Let us consider how achievable the above features of flow are. As I see it, the first 5 features only tell us what flow is like to experience and are not parameters that we can set in any straightforward sense. We cannot, for instance, deliberately transform our experience of time, or achieve a sense of control without trying to be in control. In contrast the latter 4 conditions tell us something about how flow is generated. In particular, it is relatively straightforward to engage in a task that has clear goals and which provides clear feedback on how well we’re doing. We do this every time we perform a piece of music or play a game of football.
The moment we succeed in a task, we set our sights higher, threatening to plunge us into the ‘boredom’ zone if the task is not updated. Or, if the task becomes steadily more difficult, our ability may fail to keep up, shifting us into the ‘anxiety’ zone
An explanation for the difficulty of flow is likely to focus on the skill-challenge balance condition. To find a task that is just about difficult enough to fully engage one’s ability yet not exceed that ability may require a precarious balance. It seems to me, however, that there are some activities that typically push us to the extent of our abilities. Individual artistic creation is one. If one is writing a story, one can form goals to produce work as complex as one’s ability. Some sports also seem to allow this. If one is running, one can aim to run at precisely the speed of which one is capable. If one is walking in the woods, one can admire all the little environmental details to the extent of one’s ability and interest in doing so. Social activities, such as having a conversation or having sex can also, given a willing-enough partner, enable free exploration to the extent of one’s ability or interest.
Another difficulty of the skill-challenge balance may be a tendency towards hedonic adaptation. Perhaps the moment we succeed in a task, we set our sights higher, threatening to plunge us into the ‘boredom’ zone if the task is not updated. Or, if the task becomes steadily more difficult, our ability may fail to keep up, shifting us into the ‘anxiety’ zone (see diagram below).
Flowchart from Csíkszentmihályi (1990, p.74)
However, I do not believe that we hedonically adapt so quickly. The various activities I just mentioned all involve some exploration over time. That is, they require fairly continuous attention to new details, and do not become boring simply because we are successful.

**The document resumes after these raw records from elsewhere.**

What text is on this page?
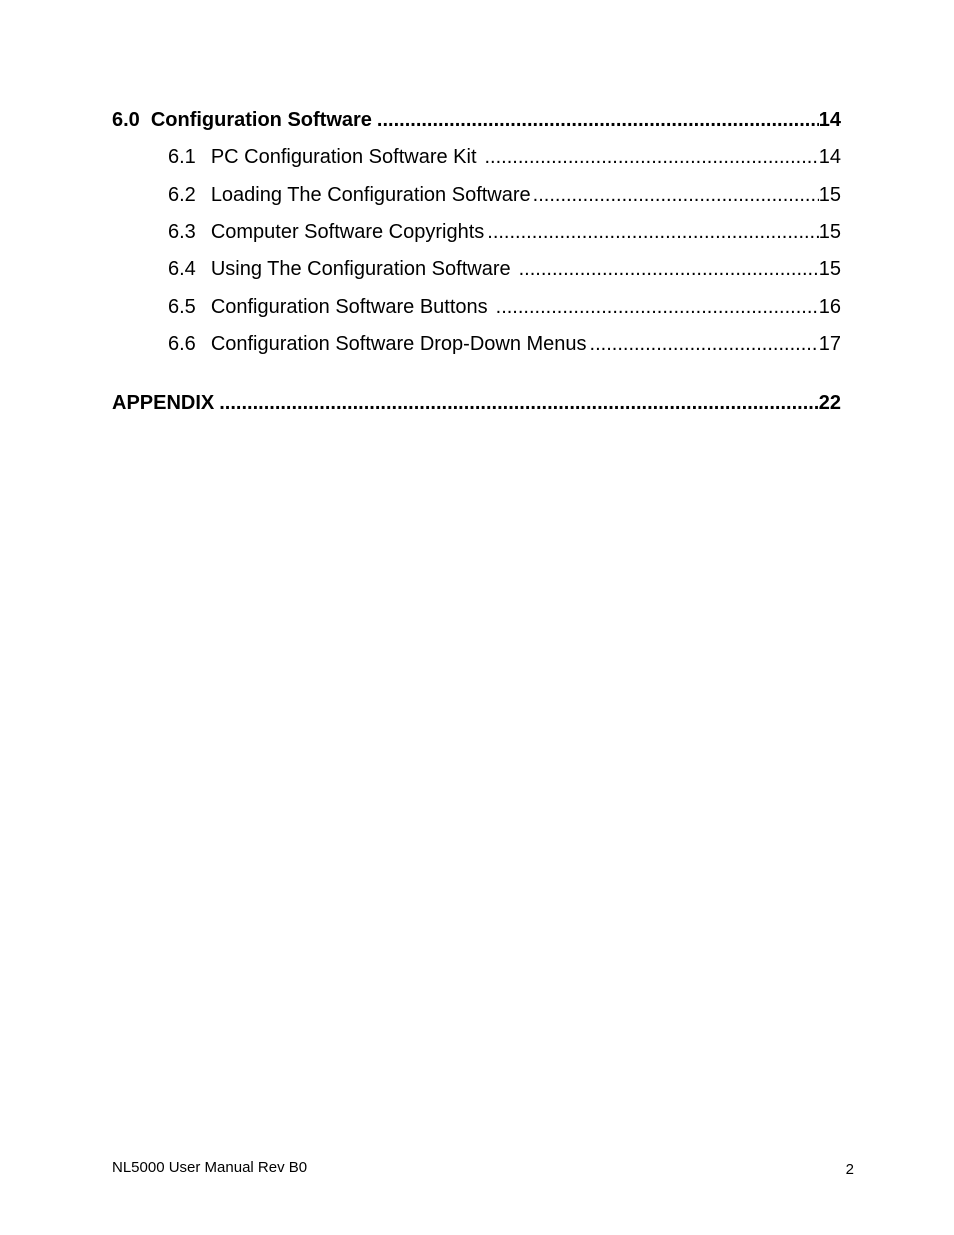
6.0 Configuration Software .....	14
6.1 PC Configuration Software Kit .....	14
6.2 Loading The Configuration Software .....	15
6.3 Computer Software Copyrights .....	15
6.4 Using The Configuration Software .....	15
6.5 Configuration Software Buttons .....	16
6.6 Configuration Software Drop-Down Menus .....	17
APPENDIX .....	22
NL5000 User Manual Rev B0	2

The skill-balance condition certainly presents significant constraints on the achievement of flow. However, I think these conditions can be met more easily than we should expect if flow is so wonderful and yet so rarely achieved. Instead, I believe the difficulty of flow is best explained by the condition of attention fulfilment. Attention is a mental faculty that we control if we control anything about our minds at all. However attention is reliant upon our goals, both those we presently adopt (such as the goal to finish this article), and those that emerge from sub-personal systems (such as the goal to satisfy hunger). In the background, we possess thousands of goals that could draw on our attentions at any moment, should they become relevant to our situation. Merely smelling food can alert our standing goal to be well-fed. A tiny pang in the bladder can alert our background goal to empty it every so often. The computer desktop icon can alert our goal to check our emails. Seeing a friend’s name can alert our goal to maintain that social relationship. Our flexible receptivity to these goals is an important feature of our minds, enabling us to navigate complex environments, but it is also a barrier to concentration and flow.

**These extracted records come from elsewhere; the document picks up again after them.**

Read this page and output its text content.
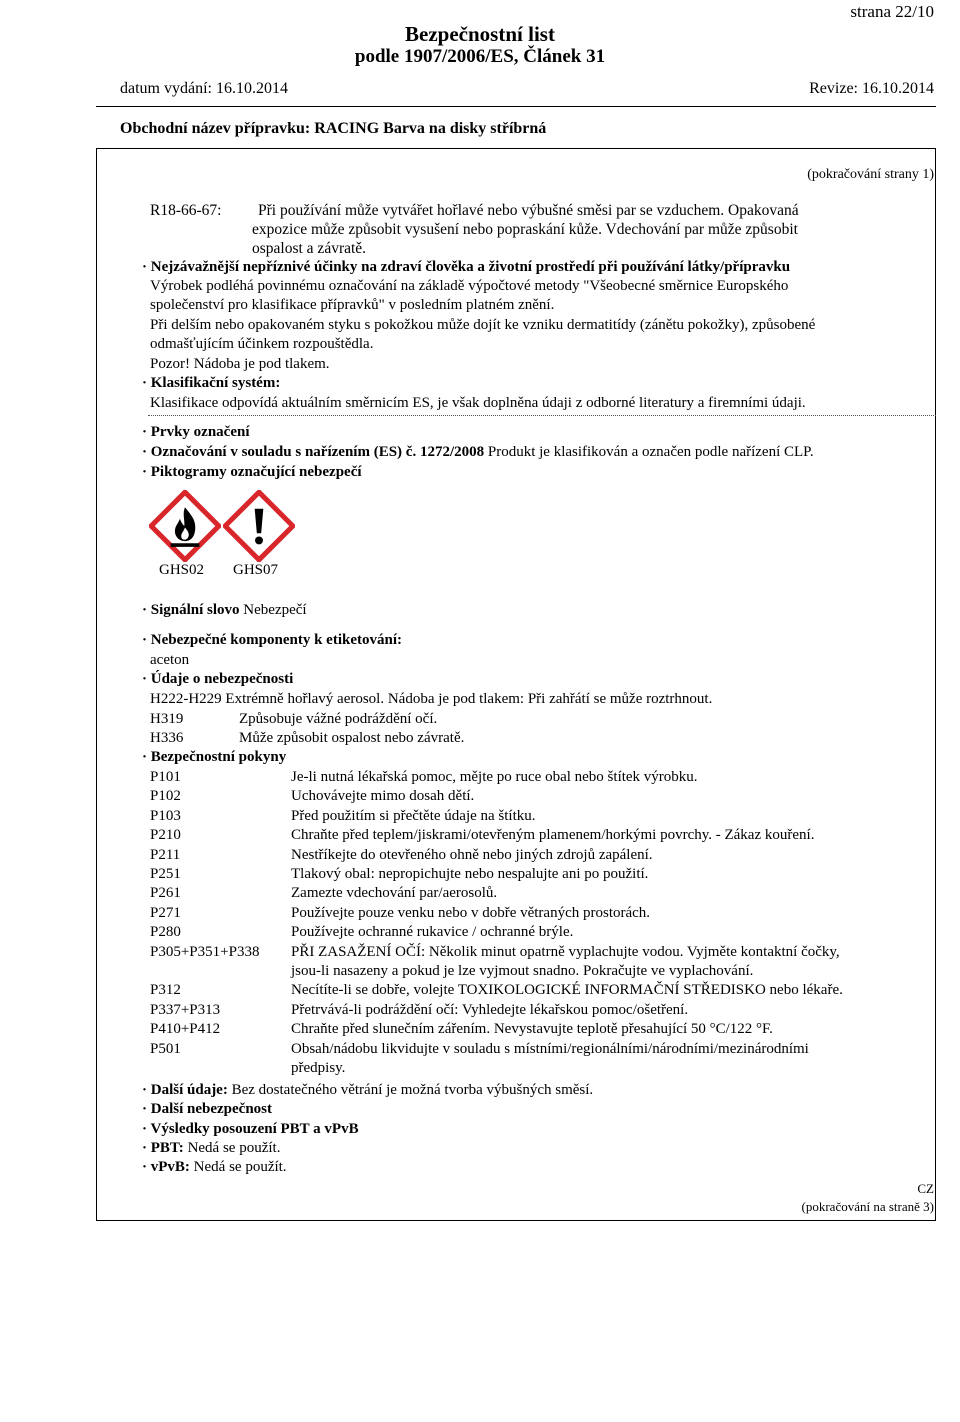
strana 22/10
Bezpečnostní list
podle 1907/2006/ES, Článek 31
datum vydání: 16.10.2014	Revize: 16.10.2014
Obchodní název přípravku: RACING Barva na disky stříbrná
(pokračování strany 1)
R18-66-67: Při používání může vytvářet hořlavé nebo výbušné směsi par se vzduchem. Opakovaná
expozice může způsobit vysušení nebo popraskání kůže. Vdechování par může způsobit
ospalost a závratě.
· Nejzávažnější nepříznivé účinky na zdraví člověka a životní prostředí při používání látky/přípravku
Výrobek podléhá povinnému označování na základě výpočtové metody "Všeobecné směrnice Europského
společenství pro klasifikace přípravků" v posledním platném znění.
Při delším nebo opakovaném styku s pokožkou může dojít ke vzniku dermatitídy (zánětu pokožky), způsobené
odmašťujícím účinkem rozpouštědla.
Pozor! Nádoba je pod tlakem.
· Klasifikační systém:
Klasifikace odpovídá aktuálním směrnicím ES, je však doplněna údaji z odborné literatury a firemními údaji.
· Prvky označení
· Označování v souladu s nařízením (ES) č. 1272/2008 Produkt je klasifikován a označen podle nařízení CLP.
· Piktogramy označující nebezpečí
GHS02 GHS07
· Signální slovo Nebezpečí
· Nebezpečné komponenty k etiketování:
aceton
· Údaje o nebezpečnosti
H222-H229 Extrémně hořlavý aerosol. Nádoba je pod tlakem: Při zahřátí se může roztrhnout.
H319	Způsobuje vážné podráždění očí.
H336	Může způsobit ospalost nebo závratě.
· Bezpečnostní pokyny
P101	Je-li nutná lékařská pomoc, mějte po ruce obal nebo štítek výrobku.
P102	Uchovávejte mimo dosah dětí.
P103	Před použitím si přečtěte údaje na štítku.
P210	Chraňte před teplem/jiskrami/otevřeným plamenem/horkými povrchy. - Zákaz kouření.
P211	Nestříkejte do otevřeného ohně nebo jiných zdrojů zapálení.
P251	Tlakový obal: nepropichujte nebo nespalujte ani po použití.
P261	Zamezte vdechování par/aerosolů.
P271	Používejte pouze venku nebo v dobře větraných prostorách.
P280	Používejte ochranné rukavice / ochranné brýle.
P305+P351+P338 PŘI ZASAŽENÍ OČÍ: Několik minut opatrně vyplachujte vodou. Vyjměte kontaktní čočky,
jsou-li nasazeny a pokud je lze vyjmout snadno. Pokračujte ve vyplachování.
P312	Necítíte-li se dobře, volejte TOXIKOLOGICKÉ INFORMAČNÍ STŘEDISKO nebo lékaře.
P337+P313	Přetrvává-li podráždění očí: Vyhledejte lékařskou pomoc/ošetření.
P410+P412	Chraňte před slunečním zářením. Nevystavujte teplotě přesahující 50 °C/122 °F.
P501	Obsah/nádobu likvidujte v souladu s místními/regionálními/národními/mezinárodními
předpisy.
· Další údaje: Bez dostatečného větrání je možná tvorba výbušných směsí.
· Další nebezpečnost
· Výsledky posouzení PBT a vPvB
· PBT: Nedá se použít.
· vPvB: Nedá se použít.
CZ
(pokračování na straně 3)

It is a first step then, to try and free ourselves from the stimulation of alternate goals. Step away from the computer or at least remove those distracting icons from view. Anticipate the ways your body can nag at you. This is common-sense. Yet even if one sits in a blank room, with a full stomach and an empty bladder, one’s mind is liable to wander, bringing thoughts to mind that alert one to various interests that one has. In fact, the task in which you seek flow is itself liable to bring to mind various associated goals.
I believe then, that the best tasks for inducing flow are those in which one can incorporate a wandering mind; where one can follow a train of thought and make productive use of it in achievement of one’s aims. Fairly open-ended creative activities are best for this, such as musical improvisation, free-flowing writing or painting. Conversation with a flexible partner is also great for this.
Our flexible receptivity to goals is an important feature of our minds, enabling us to navigate complex environments, but it is also a barrier to concentration and flow
These, it must be noted, are probably not your work tasks. Work tasks are rarely intrinsically rewarding and rarely encourage the open-ended pursuit of thoughts and sensations. Instead, the activities that afford flow are what you can go to for relief from your work tasks, and the stressed, distracted state of mind more generally. In this respect, flow can function like meditation, providing mental clarity and refreshment of a distinctly joyful kind.